Objective: To further enhance the corrosion resistance of the tube surface - the oxide film can isolate air, water and corrosive media, preventing further corrosion of the internal metal of the tube, especially suitable for scenarios with high requirements for corrosion resistance (such as food, medicine, chemical industries).

(2) Treatment objects and scope

For the internal structure and surface condition of the stainless steel tube, rather than defects;

Mainly used for austenitic stainless steel tubes (such as 304, 316 stainless steel), this type of stainless steel is prone to intergranular corrosion due to carbide precipitation, and must be improved through solution treatment; martensitic or ferritic stainless steel can choose whether to undergo solution treatment based on requirements.

(3) Core characteristics

Advantages:

Improve corrosion resistance from the "root cause" (solve intergranular corrosion), rather than merely repairing the surface;

Restore mechanical properties after processing (such as eliminating hardening after cold drawing, bending);

The passivation film is stable and non-toxic, meeting food grade, medicine grade standards.

Limitations:

It belongs to a "processing technology" and cannot detect or repair existing defects (such as cracks, pores);

Solution treatment requires high-temperature heating and rapid cooling, with high energy consumption, and may cause slight deformation of the tube (requiring subsequent correction). 

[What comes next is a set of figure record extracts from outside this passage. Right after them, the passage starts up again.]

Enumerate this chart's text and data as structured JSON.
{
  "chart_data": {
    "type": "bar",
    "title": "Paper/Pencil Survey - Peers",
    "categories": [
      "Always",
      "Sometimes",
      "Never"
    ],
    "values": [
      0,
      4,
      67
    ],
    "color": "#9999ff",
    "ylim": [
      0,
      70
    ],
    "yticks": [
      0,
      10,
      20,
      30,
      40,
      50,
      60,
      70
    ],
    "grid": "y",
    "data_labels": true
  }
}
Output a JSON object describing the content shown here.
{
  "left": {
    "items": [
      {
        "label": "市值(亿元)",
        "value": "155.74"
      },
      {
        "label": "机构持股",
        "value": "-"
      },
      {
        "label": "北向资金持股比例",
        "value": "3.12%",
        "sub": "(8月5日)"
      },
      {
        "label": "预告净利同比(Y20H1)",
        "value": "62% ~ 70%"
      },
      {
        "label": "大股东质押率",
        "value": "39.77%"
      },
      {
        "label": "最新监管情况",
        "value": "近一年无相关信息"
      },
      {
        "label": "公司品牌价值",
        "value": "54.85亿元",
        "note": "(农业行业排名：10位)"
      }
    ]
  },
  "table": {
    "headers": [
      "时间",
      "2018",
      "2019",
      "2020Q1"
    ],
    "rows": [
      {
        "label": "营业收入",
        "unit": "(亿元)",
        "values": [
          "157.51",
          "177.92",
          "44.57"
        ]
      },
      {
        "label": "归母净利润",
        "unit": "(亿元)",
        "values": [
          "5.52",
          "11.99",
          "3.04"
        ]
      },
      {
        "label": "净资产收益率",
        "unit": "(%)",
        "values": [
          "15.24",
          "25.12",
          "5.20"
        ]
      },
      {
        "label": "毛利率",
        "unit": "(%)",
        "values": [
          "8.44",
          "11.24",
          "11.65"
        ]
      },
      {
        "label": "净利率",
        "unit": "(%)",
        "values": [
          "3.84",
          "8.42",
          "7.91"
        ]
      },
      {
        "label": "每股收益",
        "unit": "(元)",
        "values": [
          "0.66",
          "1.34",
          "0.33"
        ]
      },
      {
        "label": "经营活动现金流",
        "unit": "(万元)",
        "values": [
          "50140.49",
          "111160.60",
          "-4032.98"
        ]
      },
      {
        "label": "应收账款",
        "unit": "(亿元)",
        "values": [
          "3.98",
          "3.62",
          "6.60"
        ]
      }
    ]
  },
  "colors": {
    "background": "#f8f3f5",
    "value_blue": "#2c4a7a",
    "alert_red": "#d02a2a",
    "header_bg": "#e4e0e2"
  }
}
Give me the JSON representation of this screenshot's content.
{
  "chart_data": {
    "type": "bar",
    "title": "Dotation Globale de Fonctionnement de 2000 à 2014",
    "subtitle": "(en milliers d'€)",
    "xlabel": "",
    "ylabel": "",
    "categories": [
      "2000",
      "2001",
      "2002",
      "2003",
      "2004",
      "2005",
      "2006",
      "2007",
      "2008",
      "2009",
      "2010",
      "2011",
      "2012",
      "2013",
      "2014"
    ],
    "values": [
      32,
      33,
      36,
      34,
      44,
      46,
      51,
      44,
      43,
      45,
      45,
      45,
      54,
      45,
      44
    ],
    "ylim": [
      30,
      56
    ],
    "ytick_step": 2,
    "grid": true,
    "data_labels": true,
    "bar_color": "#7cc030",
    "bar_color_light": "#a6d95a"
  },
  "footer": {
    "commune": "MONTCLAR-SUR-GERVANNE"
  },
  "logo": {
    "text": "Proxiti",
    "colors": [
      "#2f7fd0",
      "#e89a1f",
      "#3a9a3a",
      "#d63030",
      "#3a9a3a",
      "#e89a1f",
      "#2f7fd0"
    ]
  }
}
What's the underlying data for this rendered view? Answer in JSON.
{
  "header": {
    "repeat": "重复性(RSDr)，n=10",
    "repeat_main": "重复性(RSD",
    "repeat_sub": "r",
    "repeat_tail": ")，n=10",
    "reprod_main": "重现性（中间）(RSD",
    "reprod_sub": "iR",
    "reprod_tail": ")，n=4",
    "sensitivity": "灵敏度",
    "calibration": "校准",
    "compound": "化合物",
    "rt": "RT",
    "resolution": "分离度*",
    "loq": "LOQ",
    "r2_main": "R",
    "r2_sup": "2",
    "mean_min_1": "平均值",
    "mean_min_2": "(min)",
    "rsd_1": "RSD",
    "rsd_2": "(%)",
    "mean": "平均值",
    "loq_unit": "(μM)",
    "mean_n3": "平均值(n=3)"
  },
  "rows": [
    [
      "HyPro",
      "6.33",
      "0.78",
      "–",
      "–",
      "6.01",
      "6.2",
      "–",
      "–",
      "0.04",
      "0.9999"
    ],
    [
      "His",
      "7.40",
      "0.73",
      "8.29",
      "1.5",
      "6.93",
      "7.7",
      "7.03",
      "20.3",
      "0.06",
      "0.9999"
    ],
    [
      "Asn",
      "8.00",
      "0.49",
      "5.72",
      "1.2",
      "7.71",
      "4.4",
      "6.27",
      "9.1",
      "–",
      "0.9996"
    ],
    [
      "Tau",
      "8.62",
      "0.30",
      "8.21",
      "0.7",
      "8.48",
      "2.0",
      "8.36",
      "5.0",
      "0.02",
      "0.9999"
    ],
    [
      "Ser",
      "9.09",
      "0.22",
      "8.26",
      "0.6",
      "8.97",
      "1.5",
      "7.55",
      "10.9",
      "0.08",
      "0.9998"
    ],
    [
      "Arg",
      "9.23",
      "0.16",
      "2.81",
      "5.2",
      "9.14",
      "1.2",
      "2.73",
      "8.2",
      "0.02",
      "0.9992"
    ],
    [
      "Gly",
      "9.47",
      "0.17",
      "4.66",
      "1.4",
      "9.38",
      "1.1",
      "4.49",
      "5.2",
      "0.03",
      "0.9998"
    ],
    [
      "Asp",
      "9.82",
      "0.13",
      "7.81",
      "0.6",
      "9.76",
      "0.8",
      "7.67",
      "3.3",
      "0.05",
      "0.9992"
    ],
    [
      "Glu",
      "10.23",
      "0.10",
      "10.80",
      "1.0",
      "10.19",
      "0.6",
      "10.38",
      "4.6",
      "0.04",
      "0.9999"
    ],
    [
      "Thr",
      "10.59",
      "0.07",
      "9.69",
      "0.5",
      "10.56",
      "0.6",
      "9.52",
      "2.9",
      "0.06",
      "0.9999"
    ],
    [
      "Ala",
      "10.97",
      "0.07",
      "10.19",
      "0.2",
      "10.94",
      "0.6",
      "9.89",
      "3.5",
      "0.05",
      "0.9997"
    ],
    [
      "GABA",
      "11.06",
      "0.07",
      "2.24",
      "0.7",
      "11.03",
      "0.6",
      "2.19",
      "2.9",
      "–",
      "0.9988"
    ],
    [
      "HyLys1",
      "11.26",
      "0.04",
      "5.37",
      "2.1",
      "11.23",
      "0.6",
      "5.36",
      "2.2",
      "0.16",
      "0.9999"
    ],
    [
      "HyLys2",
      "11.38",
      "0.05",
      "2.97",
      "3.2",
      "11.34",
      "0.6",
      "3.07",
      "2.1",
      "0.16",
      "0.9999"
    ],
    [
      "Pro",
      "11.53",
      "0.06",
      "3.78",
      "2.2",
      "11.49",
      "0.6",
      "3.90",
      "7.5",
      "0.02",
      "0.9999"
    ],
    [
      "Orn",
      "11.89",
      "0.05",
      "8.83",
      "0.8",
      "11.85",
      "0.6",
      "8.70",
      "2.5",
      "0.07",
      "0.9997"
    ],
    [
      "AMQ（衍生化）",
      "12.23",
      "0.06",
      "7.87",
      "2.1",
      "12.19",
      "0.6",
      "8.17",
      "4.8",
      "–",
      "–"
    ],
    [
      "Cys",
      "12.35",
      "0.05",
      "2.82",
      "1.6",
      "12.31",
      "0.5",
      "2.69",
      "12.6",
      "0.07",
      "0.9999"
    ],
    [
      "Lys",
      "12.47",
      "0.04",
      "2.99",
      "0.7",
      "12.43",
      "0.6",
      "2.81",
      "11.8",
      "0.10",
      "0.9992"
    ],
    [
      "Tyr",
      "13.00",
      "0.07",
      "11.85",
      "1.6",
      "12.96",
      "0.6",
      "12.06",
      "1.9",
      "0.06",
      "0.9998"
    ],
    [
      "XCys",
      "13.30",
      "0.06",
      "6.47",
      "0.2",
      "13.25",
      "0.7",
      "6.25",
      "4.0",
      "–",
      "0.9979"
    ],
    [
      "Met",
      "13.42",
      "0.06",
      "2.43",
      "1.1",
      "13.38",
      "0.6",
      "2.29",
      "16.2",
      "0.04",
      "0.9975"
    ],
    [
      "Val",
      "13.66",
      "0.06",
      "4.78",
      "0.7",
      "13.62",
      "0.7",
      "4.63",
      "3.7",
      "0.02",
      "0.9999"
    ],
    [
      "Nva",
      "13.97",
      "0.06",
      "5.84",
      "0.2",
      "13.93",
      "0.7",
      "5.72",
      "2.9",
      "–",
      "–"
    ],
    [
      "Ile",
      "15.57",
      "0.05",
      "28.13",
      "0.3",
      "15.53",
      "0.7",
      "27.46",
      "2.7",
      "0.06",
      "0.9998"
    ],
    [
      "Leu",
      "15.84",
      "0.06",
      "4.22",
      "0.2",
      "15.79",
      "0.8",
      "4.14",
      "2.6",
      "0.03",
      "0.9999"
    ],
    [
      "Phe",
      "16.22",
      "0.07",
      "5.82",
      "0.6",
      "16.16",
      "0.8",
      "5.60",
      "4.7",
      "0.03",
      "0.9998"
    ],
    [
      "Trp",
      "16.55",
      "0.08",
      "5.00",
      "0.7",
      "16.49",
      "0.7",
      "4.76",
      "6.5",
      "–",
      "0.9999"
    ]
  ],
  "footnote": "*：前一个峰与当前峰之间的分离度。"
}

III. Summary of Key Differences (Table Comparison)

Image 2 

IV. Correlation in Practical Applications

In the production process of stainless steel pipes, these three steps are often used in combination rather than being mutually exclusive:

First, solution treatment and passivation: After the pipe material is formed, it is treated through solution treatment to improve its performance (addressing issues related to corrosion resistance and mechanical properties);

Then, follow-up with flaw detection: After the performance is enhanced, use eddy current flaw detection to check surface and near-surface defects, and use radiographic flaw detection to inspect internal and weld defects. Ultimately, ensure that the pipe meets "performance standards + no defects", which can meet the requirements of downstream applications (such as chemical pipelines, medical device pipes).